As I got closer to finishing my novel, editing was always present in the back of my mind. But handing my story over was akin to giving my baby away to the care of a complete stranger—nerve wracking. After I finished writing Pinnacle Lust, I asked friends and family to read and comment on my work. Though it was hard for me to accept their input, I went back and reworked the manuscript.
I wanted to believe that my manuscript was ready to be published but after learning about the publishing process, I clearly had to find an editor. After talking with several editors, obtaining samples, and working with my budget, I chose one—Sherry Wilson.
Working on my novel with Sherry was an eye-opening journey. At times it was overwhelming and very demanding—Sherry brought me to a level that I never knew existed. While working with an editor is a story on its own, the insights from the editor are a stand-alone topic.
I asked Sherry if she would share her views with us. Today I welcome Sherry as a guest on my blog.
I hope you will find her insights interesting and helpful.
How to identify a good editor? What are the key qualities an author should look for in an editor?
There are so many editors out there that it is difficult to decide what is best for sure. Credentials are always nice, but not necessarily indicative of how you will work with a particular editor. The best test is a sample. Ask for a free sample on your work or pay for a first chapter edit. Every writer is different and every editor has a different style of communication. You want someone who will treat your work with respect, but will be merciless with the red pen, pushing you to tell the best story you can.
What are the different levels of editing?
Editors define it in different ways.
There is a developmental, substantive edit where the editor looks at the story as a whole and how it fits together as well as syntax, grammar and punctuation.
Then there is a copyedit, which looks at grammar and syntax and how the sentences flow together within each paragraph.
Then there is proofreading, which looks at sentence structure, spelling, grammar and punctuation.
There are other services that many editors provide but they cross over into the realm of writing.
You can get a ghost edit for your novel, where the editor does the regular, substantive edit, but also rewrites scenes or even extrapolates scenes from bits of summary.
Or you can even have your book ghost written. The editor will take your book concept, develop an outline with you and write the book for you. A lot of professionals go this route, doctors and such, for a non-fiction book. But there are people who want to hold their idea in their hand in a finished novel but don’t have the time or maybe the skills to pull it off.
Can an editor provide help with any genre, or is it important to specialize?

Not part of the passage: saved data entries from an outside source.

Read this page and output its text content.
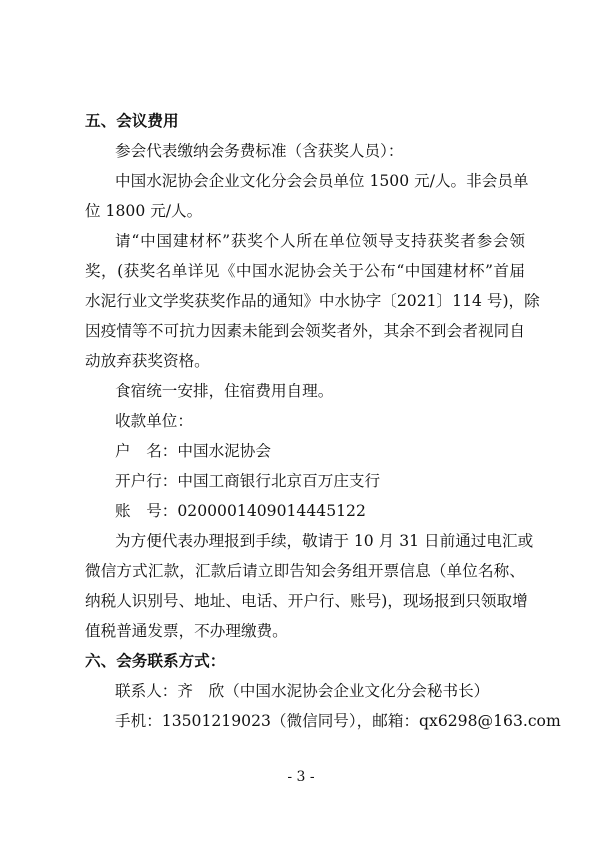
五、会议费用
参会代表缴纳会务费标准（含获奖人员）：
中国水泥协会企业文化分会会员单位 1500 元/人。非会员单
位 1800 元/人。
请“中国建材杯”获奖个人所在单位领导支持获奖者参会领
奖，(获奖名单详见《中国水泥协会关于公布“中国建材杯”首届
水泥行业文学奖获奖作品的通知》中水协字〔2021〕114 号)，除
因疫情等不可抗力因素未能到会领奖者外，其余不到会者视同自
动放弃获奖资格。
食宿统一安排，住宿费用自理。
收款单位：
户　名：中国水泥协会
开户行：中国工商银行北京百万庄支行
账　号：0200001409014445122
为方便代表办理报到手续，敬请于 10 月 31 日前通过电汇或
微信方式汇款，汇款后请立即告知会务组开票信息（单位名称、
纳税人识别号、地址、电话、开户行、账号)，现场报到只领取增
值税普通发票，不办理缴费。
六、会务联系方式：
联系人：齐　欣（中国水泥协会企业文化分会秘书长）
手机：13501219023（微信同号），邮箱：qx6298@163.com
- 3 -
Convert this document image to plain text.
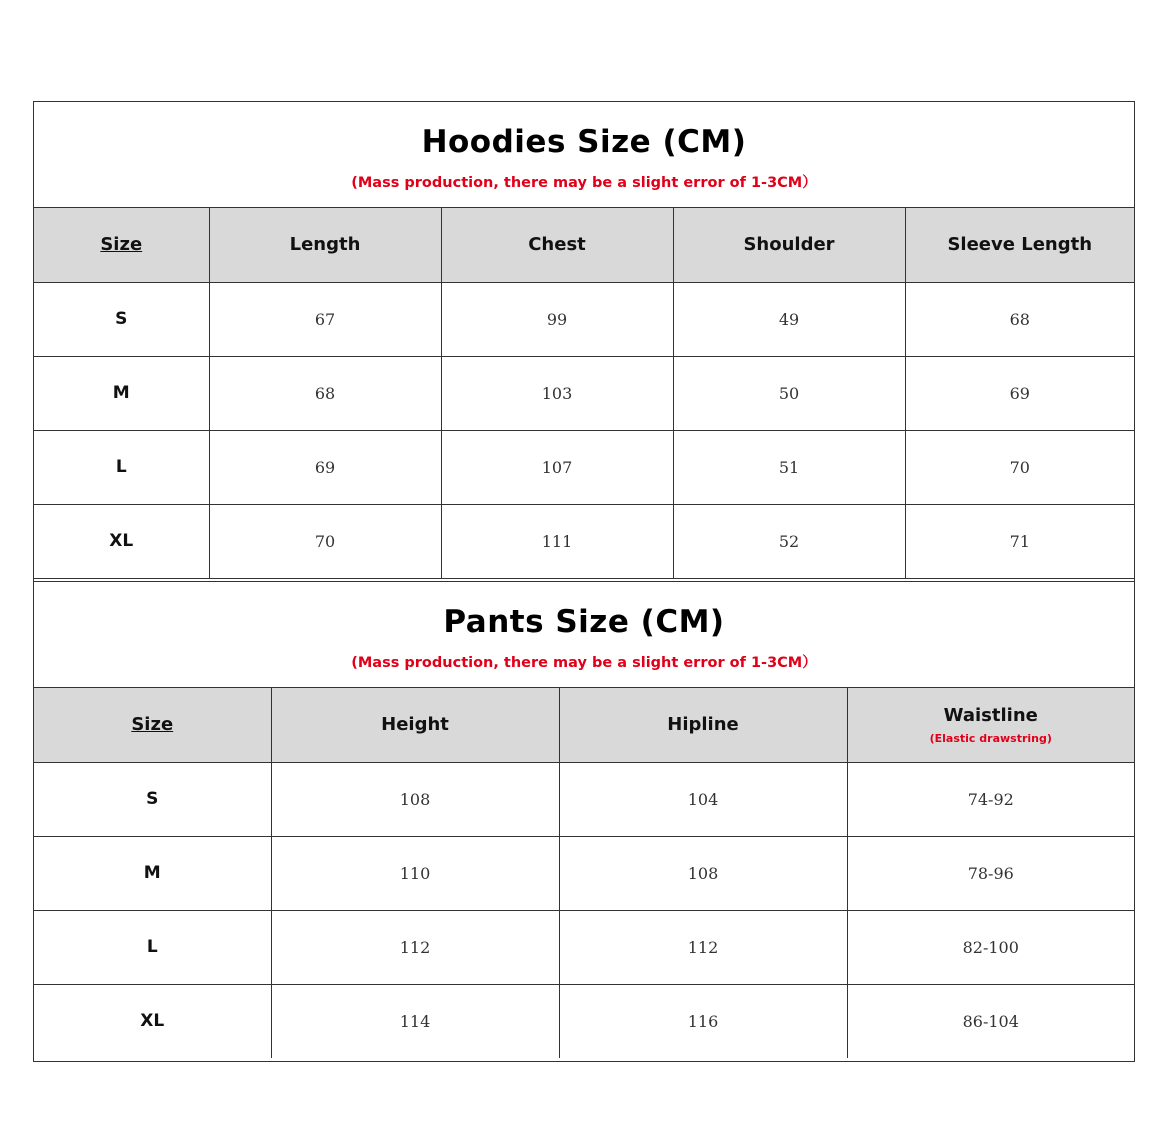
Hoodies Size (CM)
(Mass production, there may be a slight error of 1-3CM）
Size	Length	Chest	Shoulder	Sleeve Length
S	67	99	49	68
M	68	103	50	69
L	69	107	51	70
XL	70	111	52	71
Pants Size (CM)
(Mass production, there may be a slight error of 1-3CM）
Size	Height	Hipline	Waistline
(Elastic drawstring)

S	108	104	74-92
M	110	108	78-96
L	112	112	82-100
XL	114	116	86-104
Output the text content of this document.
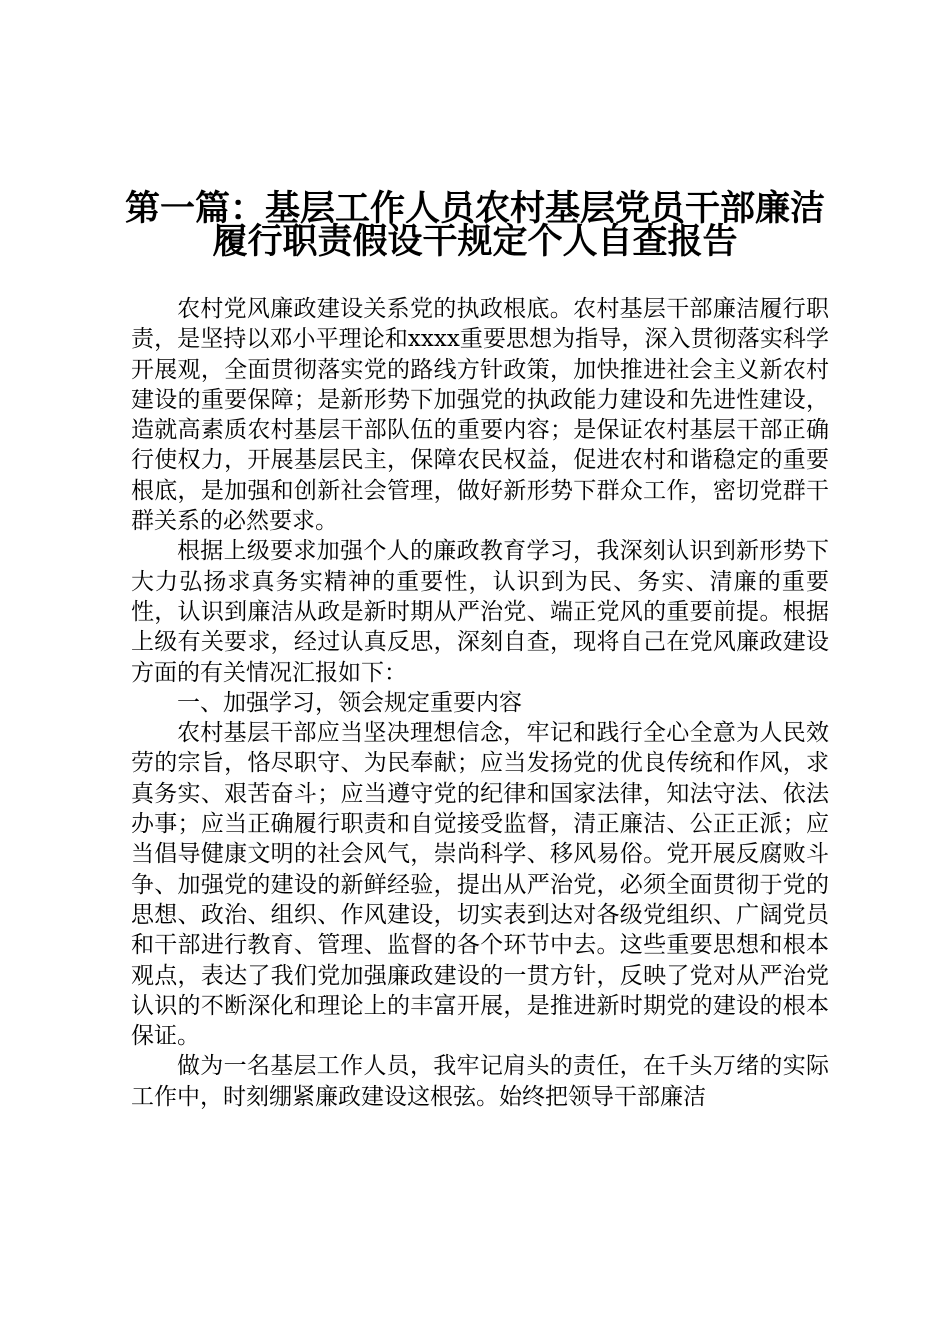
第一篇：基层工作人员农村基层党员干部廉洁
履行职责假设干规定个人自查报告

农村党风廉政建设关系党的执政根底。农村基层干部廉洁履行职责，是坚持以邓小平理论和xxxx重要思想为指导，深入贯彻落实科学开展观，全面贯彻落实党的路线方针政策，加快推进社会主义新农村建设的重要保障；是新形势下加强党的执政能力建设和先进性建设，造就高素质农村基层干部队伍的重要内容；是保证农村基层干部正确行使权力，开展基层民主，保障农民权益，促进农村和谐稳定的重要根底，是加强和创新社会管理，做好新形势下群众工作，密切党群干群关系的必然要求。

根据上级要求加强个人的廉政教育学习，我深刻认识到新形势下大力弘扬求真务实精神的重要性，认识到为民、务实、清廉的重要性，认识到廉洁从政是新时期从严治党、端正党风的重要前提。根据上级有关要求，经过认真反思，深刻自查，现将自己在党风廉政建设方面的有关情况汇报如下：

一、加强学习，领会规定重要内容

农村基层干部应当坚决理想信念，牢记和践行全心全意为人民效劳的宗旨，恪尽职守、为民奉献；应当发扬党的优良传统和作风，求真务实、艰苦奋斗；应当遵守党的纪律和国家法律，知法守法、依法办事；应当正确履行职责和自觉接受监督，清正廉洁、公正正派；应当倡导健康文明的社会风气，崇尚科学、移风易俗。党开展反腐败斗争、加强党的建设的新鲜经验，提出从严治党，必须全面贯彻于党的思想、政治、组织、作风建设，切实表到达对各级党组织、广阔党员和干部进行教育、管理、监督的各个环节中去。这些重要思想和根本观点，表达了我们党加强廉政建设的一贯方针，反映了党对从严治党认识的不断深化和理论上的丰富开展，是推进新时期党的建设的根本保证。

做为一名基层工作人员，我牢记肩头的责任，在千头万绪的实际工作中，时刻绷紧廉政建设这根弦。始终把领导干部廉洁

That depends on the editor and his or her interests. I think you should be well read in a genre of the book you want to edit. It helps because you are more familiar with the market and the competition. So I do think it’s good to get an editor who loves to read books in the same genre you like to write.
I will edit in almost any genre. I prefer to stay away from memoires as I don’t really like to read them. I don’t like to work on stories with intense violence, especially toward children, or stories with detailed rape scenes. And while I love a good mystery, I’m not familiar enough with the market to offer great advice. I can make the story work, but can’t offer the marketing advice that many writers want and need.
How can you help make a book better?
Well there are different kinds of editors and different levels of service that some may provide—from proofreading, to copy editing to more detailed, substantive line editing. It depends on what the book needs. But a good editor is a teacher and will bring out the strengths of the book and make it shine. He or she will look at how well the book works as a whole and help to strengthen it. In the process, the writer usually acquires some new skills which benefit future writings as well.
Do you turn away work?
I do turn away work. Sometimes a book is just not the right fit for me or I don’t feel I can contribute anything to the story. When this happens, I turn away work, yes.
Do you prefer an author that is very involved in the process or one that is somewhat removed?
This depends on the project. I want to make the author happy. So it varies. Some like to be involved and that is easier in a way. They see more of the editing throughout the process so you get a feel for whether you are giving them what they need or not. But having the freedom to just do the edit and make it shine is good too. Writers are generally great people and I enjoy working with them on any level.
What’s your favorite part of the job?
Wow, there are a lot of things about my job that I love. But what inspires me to keep going is when I have a student or a client who reads my edit and critique and has one of those eureka moments where something clicks and they just get it. The writing improves dramatically and it’s so much fun to watch someone go over that plateau and rise to the next level.